Кондрат протянул руку и вдруг коснулся моих волос. Он провел по ним пальцами, легко, осторожно, будто боялся обжечься.
— Катерина... — сказал он тихо. — Вона так само... коли сміялась, волосся горіло, як вогонь.
(Катерина... Она так же... Когда смеялась, волосы горели, словно огонь)
Что-то ёкнуло в груди от ревности, но я промолчал.
— Можна, я посижу так? — спросил он, и в голосе его вдруг проступила такая усталость, такая боль, что у меня сжалось сердце. — Ти не дивись. Я просто... згадаю.
(Ты не смотри... Я просто вспомню).
Он сидел рядом, и его рука лежала на моих волосах. Нежно, почти благоговейно. Я чувствовал тепло его ладони, и внутри меня боролись два чувства: страх разоблачения и что-то другое, чему я не смел дать имени.
— Розкажи ще, — попросил он. — Про що хочеш. Я хочу чути твій голос.
(Расскажи ещё. О чём хочешь. Я хочу слышать твой голос).
И я рассказывал. О Марксе, о котором читал у отца, о Бакунине, которого тайком доставал у друзей-анархистов. О том, как в семнадцатом мы ходили на митинги и верили, что вот-вот наступит рай на земле. Я говорил всякую чушь, высокопарные фразы, а он слушал и смотрел на меня.
В ту ночь мы просидели до рассвета. И когда небо начало светлеть, Кондрат сказал:
— Спать иди, рудый, устал ведь уже.
("Рудый" (укр.) - "рыжий")
Я пошел в дом, но уснуть так и не смог. Лежал и смотрел в потолок. В голове билась одна мысль: он не проверяет, просто тянется ко мне. Ему нужен я. Рыжий, похожий на его мертвую жену.
Мне должно быть радостно, ведь я приближался к цели. Еще немного — и стану своим для атамана, смогу узнать всё, что нужно ЧК. Но вместо радости я чувствовал горечь своего предательства.
***
Один раз, на закате, Овчаренко принес мне новенькую белую папаху.
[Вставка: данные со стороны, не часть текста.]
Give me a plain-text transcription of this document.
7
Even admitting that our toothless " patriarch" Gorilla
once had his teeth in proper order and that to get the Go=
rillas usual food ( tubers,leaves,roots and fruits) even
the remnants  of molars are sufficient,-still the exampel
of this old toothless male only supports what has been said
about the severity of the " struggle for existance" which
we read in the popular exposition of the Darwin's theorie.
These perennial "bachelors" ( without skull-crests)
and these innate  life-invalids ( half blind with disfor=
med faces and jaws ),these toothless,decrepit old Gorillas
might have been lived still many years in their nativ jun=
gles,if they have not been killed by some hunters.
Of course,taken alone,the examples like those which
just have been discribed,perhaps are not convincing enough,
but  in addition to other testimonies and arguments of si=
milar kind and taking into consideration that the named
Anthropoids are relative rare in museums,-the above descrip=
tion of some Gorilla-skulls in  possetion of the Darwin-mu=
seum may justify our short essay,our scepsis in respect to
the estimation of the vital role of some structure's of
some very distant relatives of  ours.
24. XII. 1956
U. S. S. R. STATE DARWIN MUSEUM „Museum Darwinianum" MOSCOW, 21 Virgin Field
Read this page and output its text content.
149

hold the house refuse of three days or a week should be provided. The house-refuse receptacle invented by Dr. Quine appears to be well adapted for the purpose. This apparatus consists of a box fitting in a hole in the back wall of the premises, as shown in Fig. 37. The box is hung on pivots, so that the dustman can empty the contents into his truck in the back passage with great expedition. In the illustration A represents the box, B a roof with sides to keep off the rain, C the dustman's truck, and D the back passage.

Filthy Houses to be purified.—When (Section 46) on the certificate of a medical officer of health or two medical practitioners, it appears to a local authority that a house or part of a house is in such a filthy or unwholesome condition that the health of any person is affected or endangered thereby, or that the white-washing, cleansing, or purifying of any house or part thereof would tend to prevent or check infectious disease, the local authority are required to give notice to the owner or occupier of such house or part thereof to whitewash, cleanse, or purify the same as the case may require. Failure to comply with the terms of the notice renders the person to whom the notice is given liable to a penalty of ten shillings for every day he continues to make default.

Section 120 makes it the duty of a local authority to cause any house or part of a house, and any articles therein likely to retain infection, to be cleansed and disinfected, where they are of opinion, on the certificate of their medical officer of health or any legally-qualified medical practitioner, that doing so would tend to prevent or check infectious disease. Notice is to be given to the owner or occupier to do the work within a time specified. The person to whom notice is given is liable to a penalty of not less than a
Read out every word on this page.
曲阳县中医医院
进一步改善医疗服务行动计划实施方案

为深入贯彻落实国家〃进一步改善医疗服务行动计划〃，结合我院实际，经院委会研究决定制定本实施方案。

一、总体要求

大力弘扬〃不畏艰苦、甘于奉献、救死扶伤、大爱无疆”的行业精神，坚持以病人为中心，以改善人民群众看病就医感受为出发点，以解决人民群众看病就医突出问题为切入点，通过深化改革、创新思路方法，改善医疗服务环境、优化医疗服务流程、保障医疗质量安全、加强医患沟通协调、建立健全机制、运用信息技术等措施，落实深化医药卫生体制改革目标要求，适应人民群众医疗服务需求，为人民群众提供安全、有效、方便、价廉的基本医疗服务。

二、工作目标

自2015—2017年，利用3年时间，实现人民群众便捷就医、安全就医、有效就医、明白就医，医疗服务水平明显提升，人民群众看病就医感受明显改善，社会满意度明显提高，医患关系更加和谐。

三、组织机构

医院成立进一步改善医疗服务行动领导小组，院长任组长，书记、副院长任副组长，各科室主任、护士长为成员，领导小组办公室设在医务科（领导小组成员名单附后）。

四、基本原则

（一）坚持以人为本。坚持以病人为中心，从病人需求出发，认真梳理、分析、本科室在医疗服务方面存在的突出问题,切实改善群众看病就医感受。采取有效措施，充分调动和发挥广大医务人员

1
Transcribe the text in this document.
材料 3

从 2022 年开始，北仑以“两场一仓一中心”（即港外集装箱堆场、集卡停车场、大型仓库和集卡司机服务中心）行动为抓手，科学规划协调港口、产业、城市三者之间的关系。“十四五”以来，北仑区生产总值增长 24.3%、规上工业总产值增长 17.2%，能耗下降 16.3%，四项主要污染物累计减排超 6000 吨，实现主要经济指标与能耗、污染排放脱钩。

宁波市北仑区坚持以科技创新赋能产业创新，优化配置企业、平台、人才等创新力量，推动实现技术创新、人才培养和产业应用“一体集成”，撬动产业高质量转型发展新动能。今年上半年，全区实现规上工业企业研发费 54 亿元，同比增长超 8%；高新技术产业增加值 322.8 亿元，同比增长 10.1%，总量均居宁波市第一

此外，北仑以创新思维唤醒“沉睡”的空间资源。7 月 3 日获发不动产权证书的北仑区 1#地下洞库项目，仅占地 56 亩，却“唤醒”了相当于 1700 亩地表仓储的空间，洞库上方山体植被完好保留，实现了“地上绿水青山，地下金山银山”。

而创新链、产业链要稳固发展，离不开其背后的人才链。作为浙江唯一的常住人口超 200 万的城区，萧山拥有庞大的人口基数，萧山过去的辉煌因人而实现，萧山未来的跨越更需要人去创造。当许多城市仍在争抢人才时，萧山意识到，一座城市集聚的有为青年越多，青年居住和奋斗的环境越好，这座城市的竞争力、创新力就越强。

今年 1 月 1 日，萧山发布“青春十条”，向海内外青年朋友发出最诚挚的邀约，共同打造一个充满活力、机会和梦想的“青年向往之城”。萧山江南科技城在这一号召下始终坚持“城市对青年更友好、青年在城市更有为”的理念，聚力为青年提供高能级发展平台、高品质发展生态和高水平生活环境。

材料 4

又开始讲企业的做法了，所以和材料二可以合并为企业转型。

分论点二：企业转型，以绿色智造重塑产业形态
— Надень, Егорка, — сказал он, протягивая ее мне и присаживаясь рядом. — Тебе под цвет души будет. Белая, чистая... не то, что моя черная..
Я надел её, и глаза атамана вспыхнули, он протянул ладонь и взял прядь моих волос, трогая, словно видел впервые.
Тогда хотелось крикнуть ему:
"Беги, Кондрат! Брось всё, уезжай в Галицию, в Польшу, куда угодно!"
Но мой язык словно онемел. Я пришел сюда за его жизнью.
Дни шли, мы говорили о простых вещах. Однажды почти ночью уже он рассказал о Екатерине, впервые без горечи, просто как о далеком сне. Я о книгах, которые читал в юности, об эсеровских мечтах о вольной общине, где каждый брат другому.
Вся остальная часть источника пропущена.